To calculate the capacitance of the given parallel plate capacitor, you can use the formula:
C = (ε₀ * A) / d
where:
C is the capacitance,
ε₀ is the permittivity of free space (ε₀ ≈ 8.854 x 10⁻¹² F/m),
A is the area of each aluminum plate,
d is the distance between the plates.
Given values:
Area, A = 2 x 10⁻⁴ m²
Distance, d = 0.03 mm = 0.03 x 10⁻³ m
Permittivity of free space, ε₀ = 8.854 x 10⁻¹² F/m
1. Calculate the capacitance:
C = (ε₀ * A) / d
C = (8.854 x 10⁻¹² F/m * 2 x 10⁻⁴ m²) / (0.03 x 10⁻³ m)
C = (8.854 x 10⁻¹² F/m x 2 x 10⁻⁴ m²) / (3 x 10⁻⁵ m)
C = 5.902666667 x 10⁻¹¹ F
Therefore, the capacitance of the given capacitor is approximately 5.9 x 10⁻¹¹ F.

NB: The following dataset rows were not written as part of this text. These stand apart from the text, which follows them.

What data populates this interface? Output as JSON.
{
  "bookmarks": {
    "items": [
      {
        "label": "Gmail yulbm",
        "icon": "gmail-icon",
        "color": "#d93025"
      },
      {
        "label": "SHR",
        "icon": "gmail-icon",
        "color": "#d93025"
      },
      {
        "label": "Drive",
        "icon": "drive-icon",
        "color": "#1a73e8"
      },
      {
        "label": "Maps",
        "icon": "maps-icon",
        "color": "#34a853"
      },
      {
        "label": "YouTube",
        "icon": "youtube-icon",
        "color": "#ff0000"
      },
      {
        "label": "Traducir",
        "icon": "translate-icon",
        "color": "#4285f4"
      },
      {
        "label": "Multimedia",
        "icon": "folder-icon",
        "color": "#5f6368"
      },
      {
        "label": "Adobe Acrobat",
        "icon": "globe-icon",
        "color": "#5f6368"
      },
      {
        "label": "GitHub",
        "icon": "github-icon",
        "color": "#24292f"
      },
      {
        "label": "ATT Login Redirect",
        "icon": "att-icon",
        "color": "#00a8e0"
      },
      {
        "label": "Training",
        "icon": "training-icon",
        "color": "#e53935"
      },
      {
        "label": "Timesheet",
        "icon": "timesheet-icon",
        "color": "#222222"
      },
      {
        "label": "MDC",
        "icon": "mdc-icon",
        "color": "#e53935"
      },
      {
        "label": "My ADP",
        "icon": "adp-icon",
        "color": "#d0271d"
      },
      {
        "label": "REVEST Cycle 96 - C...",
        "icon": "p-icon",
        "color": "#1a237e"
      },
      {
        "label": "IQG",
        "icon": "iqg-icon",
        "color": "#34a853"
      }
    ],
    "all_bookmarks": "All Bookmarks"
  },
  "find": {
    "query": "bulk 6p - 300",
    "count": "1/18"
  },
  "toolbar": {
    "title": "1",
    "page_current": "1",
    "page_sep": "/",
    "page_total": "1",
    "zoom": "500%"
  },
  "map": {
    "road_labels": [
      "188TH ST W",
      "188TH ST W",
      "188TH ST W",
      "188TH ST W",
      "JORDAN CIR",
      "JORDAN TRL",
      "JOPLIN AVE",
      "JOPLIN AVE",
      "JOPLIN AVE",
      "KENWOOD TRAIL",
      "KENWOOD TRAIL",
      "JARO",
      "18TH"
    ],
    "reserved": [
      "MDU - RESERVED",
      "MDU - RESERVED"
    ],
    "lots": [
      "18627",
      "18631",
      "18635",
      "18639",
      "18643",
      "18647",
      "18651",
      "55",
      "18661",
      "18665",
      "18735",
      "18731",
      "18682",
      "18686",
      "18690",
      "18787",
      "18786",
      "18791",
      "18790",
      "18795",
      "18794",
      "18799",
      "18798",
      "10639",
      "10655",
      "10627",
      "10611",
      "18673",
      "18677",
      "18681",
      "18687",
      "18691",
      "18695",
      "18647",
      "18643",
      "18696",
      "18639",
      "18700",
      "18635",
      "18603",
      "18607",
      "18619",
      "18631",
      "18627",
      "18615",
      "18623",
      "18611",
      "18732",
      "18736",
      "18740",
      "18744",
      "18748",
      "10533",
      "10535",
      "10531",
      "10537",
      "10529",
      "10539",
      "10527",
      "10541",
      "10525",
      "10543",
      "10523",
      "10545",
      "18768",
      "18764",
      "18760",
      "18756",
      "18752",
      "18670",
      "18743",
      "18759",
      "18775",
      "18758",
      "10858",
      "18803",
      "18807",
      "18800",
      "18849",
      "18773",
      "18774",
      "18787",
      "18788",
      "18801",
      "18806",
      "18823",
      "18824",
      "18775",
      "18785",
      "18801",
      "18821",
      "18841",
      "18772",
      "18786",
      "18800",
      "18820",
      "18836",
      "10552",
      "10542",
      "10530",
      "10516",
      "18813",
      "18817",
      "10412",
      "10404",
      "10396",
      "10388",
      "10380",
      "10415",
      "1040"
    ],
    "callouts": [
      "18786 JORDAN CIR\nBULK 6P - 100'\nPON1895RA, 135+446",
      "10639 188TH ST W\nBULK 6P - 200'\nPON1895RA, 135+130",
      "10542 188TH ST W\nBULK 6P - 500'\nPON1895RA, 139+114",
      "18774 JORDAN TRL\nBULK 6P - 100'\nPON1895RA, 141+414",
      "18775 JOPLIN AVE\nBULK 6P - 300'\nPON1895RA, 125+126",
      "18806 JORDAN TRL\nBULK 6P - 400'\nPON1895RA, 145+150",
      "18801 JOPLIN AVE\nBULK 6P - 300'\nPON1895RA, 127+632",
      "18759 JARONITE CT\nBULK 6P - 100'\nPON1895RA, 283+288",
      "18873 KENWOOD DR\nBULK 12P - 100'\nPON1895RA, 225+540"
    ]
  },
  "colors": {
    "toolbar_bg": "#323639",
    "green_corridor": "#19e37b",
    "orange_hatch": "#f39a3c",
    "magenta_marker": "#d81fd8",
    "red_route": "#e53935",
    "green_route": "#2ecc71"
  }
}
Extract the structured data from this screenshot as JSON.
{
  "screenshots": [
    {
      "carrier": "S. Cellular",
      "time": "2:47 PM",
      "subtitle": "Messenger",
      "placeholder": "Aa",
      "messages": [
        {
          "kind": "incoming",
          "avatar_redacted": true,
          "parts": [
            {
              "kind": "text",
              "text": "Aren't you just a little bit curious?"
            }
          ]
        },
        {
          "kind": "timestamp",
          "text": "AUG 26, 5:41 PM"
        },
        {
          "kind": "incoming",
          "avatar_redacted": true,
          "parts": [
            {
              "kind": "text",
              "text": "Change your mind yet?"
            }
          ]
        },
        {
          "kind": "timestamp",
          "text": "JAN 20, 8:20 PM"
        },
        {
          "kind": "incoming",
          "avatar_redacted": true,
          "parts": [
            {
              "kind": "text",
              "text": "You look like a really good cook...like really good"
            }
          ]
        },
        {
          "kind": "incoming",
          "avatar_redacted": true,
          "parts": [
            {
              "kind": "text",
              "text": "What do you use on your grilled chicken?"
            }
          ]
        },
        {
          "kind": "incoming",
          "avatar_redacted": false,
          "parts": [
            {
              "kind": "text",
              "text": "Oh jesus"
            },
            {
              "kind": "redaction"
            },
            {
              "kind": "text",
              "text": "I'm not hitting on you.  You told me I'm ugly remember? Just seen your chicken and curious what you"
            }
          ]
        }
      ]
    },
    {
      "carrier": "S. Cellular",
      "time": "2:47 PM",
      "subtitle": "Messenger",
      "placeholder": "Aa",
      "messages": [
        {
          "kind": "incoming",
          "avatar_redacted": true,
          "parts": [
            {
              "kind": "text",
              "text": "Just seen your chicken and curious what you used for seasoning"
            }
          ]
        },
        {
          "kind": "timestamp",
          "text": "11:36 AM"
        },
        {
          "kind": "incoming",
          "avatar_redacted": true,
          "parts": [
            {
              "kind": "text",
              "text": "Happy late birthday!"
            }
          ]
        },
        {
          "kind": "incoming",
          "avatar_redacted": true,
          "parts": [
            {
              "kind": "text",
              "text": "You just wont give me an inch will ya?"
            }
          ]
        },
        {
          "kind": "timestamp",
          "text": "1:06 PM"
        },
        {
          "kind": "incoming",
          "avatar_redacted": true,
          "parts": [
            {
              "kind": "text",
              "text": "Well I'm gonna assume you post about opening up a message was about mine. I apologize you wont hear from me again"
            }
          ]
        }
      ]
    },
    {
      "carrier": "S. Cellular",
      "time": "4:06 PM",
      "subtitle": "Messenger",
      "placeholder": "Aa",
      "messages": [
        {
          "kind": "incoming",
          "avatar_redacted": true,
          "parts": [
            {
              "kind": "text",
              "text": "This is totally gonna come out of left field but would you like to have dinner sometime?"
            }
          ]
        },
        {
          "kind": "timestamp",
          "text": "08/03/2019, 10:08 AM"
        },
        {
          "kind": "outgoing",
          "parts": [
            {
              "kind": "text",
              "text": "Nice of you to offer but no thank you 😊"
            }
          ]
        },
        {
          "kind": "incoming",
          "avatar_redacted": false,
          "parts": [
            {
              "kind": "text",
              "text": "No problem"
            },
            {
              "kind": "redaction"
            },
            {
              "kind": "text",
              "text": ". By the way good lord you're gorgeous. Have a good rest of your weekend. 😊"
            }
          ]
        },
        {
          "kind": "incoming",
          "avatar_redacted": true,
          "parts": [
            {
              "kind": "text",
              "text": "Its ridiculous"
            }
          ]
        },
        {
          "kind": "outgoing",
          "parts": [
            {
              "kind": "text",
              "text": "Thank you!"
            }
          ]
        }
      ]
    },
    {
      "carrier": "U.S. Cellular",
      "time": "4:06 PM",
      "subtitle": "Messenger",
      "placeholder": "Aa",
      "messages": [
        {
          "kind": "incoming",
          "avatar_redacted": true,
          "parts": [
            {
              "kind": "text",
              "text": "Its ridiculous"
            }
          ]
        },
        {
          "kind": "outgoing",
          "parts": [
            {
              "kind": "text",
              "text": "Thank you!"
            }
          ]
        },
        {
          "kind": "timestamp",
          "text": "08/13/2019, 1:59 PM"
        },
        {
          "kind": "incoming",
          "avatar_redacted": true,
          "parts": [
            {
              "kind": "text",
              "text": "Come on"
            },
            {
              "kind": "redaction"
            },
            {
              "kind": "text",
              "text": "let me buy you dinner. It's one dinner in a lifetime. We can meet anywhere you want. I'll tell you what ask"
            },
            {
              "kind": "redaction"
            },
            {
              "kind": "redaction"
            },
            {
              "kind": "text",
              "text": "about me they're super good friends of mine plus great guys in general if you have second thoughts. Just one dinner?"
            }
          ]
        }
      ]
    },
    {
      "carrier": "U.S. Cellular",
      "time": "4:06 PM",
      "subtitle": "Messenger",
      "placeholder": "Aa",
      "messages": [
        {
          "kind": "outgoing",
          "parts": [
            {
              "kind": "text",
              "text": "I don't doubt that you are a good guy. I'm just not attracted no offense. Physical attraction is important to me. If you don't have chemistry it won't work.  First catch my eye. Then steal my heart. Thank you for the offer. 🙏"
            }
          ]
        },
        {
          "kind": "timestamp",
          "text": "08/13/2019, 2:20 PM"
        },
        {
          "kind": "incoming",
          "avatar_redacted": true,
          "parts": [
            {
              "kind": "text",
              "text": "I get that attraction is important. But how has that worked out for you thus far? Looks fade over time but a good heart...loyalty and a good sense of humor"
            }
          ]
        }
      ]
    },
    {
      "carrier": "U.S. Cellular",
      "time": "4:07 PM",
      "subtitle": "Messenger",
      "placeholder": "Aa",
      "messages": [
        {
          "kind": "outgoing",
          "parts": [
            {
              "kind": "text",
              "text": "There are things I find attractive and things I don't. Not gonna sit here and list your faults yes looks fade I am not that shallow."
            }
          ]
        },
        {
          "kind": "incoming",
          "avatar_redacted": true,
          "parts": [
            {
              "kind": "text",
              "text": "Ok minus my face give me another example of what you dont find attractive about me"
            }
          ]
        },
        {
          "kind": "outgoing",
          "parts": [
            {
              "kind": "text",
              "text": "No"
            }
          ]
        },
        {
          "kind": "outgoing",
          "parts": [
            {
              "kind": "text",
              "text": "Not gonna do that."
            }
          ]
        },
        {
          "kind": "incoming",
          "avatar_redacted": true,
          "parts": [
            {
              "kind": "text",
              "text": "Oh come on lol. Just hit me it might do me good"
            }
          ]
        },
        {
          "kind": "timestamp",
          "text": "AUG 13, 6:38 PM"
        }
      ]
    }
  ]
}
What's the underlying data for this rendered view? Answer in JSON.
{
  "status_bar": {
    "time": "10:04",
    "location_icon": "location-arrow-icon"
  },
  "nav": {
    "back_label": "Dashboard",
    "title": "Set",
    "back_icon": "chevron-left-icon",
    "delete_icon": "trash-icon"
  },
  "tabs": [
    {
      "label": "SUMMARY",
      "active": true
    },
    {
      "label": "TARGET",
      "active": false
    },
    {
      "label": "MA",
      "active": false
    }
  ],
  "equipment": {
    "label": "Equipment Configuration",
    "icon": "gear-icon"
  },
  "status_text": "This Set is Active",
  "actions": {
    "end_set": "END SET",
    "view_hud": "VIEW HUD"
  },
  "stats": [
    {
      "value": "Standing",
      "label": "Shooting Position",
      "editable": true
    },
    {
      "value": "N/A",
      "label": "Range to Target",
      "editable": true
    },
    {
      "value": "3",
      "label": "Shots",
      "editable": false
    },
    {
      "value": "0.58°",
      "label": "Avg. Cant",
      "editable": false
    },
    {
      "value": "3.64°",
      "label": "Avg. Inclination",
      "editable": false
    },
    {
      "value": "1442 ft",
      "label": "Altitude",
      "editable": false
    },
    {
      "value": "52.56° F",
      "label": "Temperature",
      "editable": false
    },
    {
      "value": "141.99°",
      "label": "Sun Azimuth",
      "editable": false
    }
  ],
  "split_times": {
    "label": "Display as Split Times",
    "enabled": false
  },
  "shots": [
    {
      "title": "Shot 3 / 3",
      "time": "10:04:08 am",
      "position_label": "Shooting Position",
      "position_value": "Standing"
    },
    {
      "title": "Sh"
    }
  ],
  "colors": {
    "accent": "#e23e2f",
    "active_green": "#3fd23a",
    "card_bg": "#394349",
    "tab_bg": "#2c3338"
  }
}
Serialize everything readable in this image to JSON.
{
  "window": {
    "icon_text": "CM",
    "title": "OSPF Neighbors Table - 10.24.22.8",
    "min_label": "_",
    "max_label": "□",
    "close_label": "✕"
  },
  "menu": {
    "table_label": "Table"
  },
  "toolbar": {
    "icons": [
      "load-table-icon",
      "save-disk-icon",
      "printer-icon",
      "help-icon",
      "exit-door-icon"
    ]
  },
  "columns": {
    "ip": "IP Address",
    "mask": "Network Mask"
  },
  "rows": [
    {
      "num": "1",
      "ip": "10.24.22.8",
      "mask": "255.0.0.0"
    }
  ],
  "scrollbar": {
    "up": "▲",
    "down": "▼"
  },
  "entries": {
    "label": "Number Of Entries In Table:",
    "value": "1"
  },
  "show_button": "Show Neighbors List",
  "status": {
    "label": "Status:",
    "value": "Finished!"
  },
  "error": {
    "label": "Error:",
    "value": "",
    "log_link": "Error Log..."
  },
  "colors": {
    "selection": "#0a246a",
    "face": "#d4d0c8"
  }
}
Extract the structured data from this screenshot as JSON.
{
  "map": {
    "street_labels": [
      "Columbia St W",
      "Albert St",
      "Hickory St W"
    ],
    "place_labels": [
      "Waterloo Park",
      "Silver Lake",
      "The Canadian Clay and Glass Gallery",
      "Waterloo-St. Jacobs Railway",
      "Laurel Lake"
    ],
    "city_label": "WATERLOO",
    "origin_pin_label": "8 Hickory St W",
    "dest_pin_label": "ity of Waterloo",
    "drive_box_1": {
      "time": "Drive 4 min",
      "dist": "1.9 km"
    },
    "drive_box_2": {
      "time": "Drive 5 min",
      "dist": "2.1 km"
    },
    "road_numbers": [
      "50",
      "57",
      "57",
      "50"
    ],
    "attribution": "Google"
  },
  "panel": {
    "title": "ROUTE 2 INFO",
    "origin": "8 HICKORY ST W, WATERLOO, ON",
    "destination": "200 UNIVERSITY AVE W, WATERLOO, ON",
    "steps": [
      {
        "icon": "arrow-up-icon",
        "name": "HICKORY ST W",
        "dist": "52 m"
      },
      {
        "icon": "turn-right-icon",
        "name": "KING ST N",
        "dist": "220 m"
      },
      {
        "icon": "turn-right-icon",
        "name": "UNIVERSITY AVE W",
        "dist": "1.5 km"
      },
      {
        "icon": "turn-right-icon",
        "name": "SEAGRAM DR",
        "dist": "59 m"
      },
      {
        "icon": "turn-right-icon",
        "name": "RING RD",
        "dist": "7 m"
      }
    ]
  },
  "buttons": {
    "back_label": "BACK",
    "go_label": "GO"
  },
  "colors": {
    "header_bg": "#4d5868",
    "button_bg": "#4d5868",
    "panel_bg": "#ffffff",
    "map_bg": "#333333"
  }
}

2. To calculate the charge stored on the plates when connected to a 6V battery, you can use the formula:
Q = C * V
where:
Q is the charge,
C is the capacitance,
V is the voltage.
Given values:
Capacitance, C = 5.9 x 10⁻¹¹ F
Voltage, V = 6V
2. Calculate the charge:
Q = C * V
Q = 5.9 x 10⁻¹¹ F * 6V
Q = 3.54 x 10⁻¹⁰ C
Therefore, the charge stored on the plates of the capacitor when connected to a 6V battery is approximately 3.54 x 10⁻¹⁰ C.